For Exp(1), the mean is 1 and the variance is 1, so the CLT limit is
Normal(0, 1).

### Law of Large Numbers

`lln(base_dist)` returns the degenerate distribution at the population
mean -- the limit of `Xbar_n` as `n -> infinity`. It is represented as a
normal with zero variance.

```{r}
d <- lln(exponential(1))
d
mean(d)
vcov(d)
```

### Delta Method

`delta_clt(base_dist, g, dg)` returns the limiting distribution of
`sqrt(n) * (g(Xbar_n) - g(mu))` under the delta method. You supply the
function `g` and its derivative `dg`.

```{r}
z <- delta_clt(exponential(1), g = exp, dg = exp)
z
mean(z)
vcov(z)
```

For `g = exp` applied to Exp(1) (mean = 1, var = 1), the delta method
gives `Normal(0, (exp(1))^2 * 1) = Normal(0, e^2)`.

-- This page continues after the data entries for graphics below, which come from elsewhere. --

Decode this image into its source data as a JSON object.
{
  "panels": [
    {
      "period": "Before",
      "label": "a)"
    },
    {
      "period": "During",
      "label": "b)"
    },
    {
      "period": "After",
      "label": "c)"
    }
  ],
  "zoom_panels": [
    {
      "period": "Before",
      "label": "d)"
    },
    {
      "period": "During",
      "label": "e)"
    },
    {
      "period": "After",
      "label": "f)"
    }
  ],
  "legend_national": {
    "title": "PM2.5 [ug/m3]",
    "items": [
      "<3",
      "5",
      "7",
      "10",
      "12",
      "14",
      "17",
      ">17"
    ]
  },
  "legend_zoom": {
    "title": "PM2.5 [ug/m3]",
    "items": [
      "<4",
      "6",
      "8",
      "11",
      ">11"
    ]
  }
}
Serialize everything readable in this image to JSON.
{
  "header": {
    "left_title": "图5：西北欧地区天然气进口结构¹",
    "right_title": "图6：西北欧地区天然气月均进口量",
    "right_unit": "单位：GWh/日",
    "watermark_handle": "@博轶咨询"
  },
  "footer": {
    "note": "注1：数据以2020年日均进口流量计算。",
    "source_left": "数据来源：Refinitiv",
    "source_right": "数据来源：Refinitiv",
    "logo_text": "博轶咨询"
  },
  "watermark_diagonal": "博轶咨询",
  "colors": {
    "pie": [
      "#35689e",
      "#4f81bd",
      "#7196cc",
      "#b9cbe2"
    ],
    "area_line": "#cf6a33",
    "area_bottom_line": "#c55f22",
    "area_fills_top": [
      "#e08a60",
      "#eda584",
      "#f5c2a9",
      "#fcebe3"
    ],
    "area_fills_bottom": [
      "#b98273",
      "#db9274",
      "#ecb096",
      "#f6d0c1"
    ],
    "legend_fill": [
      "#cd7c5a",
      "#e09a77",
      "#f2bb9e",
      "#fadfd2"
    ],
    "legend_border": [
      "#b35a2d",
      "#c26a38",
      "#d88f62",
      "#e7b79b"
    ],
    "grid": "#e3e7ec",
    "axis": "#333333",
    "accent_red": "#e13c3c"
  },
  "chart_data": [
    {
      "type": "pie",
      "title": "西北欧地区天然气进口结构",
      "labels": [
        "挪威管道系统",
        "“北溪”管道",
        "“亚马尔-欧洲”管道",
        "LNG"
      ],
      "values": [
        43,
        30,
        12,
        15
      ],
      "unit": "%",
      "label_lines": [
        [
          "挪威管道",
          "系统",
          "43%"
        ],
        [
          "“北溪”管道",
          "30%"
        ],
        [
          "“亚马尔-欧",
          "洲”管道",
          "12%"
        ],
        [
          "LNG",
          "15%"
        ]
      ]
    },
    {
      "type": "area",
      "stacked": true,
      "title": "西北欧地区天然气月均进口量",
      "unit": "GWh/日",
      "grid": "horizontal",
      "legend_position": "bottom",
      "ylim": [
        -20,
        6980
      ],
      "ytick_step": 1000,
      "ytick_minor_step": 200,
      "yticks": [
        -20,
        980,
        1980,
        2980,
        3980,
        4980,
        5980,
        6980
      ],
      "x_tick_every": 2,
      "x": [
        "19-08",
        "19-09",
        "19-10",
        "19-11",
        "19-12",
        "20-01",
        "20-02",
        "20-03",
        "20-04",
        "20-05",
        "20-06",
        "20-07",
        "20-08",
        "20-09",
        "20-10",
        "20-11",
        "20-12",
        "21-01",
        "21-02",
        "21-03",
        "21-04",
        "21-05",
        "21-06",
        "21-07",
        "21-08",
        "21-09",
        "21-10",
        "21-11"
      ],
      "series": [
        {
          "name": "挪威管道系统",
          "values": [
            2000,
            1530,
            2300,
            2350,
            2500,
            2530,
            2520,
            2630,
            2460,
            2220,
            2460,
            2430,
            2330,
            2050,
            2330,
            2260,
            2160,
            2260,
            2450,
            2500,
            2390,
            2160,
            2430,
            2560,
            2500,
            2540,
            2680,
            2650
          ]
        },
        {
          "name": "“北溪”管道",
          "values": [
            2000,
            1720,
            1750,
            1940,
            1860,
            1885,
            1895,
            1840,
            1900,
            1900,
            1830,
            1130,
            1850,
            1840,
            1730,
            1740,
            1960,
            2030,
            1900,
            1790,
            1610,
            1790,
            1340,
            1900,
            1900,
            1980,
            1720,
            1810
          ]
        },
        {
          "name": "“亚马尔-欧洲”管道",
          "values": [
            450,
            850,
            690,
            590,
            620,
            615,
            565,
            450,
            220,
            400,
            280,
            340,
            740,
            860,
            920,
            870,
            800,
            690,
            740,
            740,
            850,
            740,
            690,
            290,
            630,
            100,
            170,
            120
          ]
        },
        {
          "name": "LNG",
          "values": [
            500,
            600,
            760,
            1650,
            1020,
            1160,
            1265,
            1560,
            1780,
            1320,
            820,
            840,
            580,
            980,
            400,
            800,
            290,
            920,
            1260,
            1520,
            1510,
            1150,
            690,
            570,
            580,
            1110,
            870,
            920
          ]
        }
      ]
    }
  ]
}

### Moment-Matching Normal Approximation

`normal_approx(x)` constructs a normal distribution that matches the mean
and variance of any input distribution:

```{r}
g <- gamma_dist(5, 2)
n <- normal_approx(g)
n
mean(n)
vcov(n)
```

The Gamma(5, 2) has mean 2.5 and variance 1.25, so the normal
approximation is Normal(2.5, 1.25).

### Empirical CLT Convergence

To see the CLT in action, we can draw replicated standardized sample means
at increasing sample sizes and watch them converge to the predicted
distribution:

```{r}
set.seed(42)
base <- exponential(rate = 1)
ns <- c(10, 100, 1000)
for (n in ns) {
  samp_means <- replicate(5000, {
    x <- sampler(base)(n)
    sqrt(n) * (mean(x) - mean(base))
  })
  cat(sprintf("n=%4d: mean=%.3f, var=%.3f\n",
              n, mean(samp_means), var(samp_means)))
}
```

Compare with the CLT prediction:

```{r}
z <- clt(base)
cat(sprintf("CLT:    mean=%.3f, var=%.3f\n", mean(z), vcov(z)))
```

As `n` grows, the empirical mean converges to 0 and the empirical variance
converges to 1, matching the CLT limit of Normal(0, 1).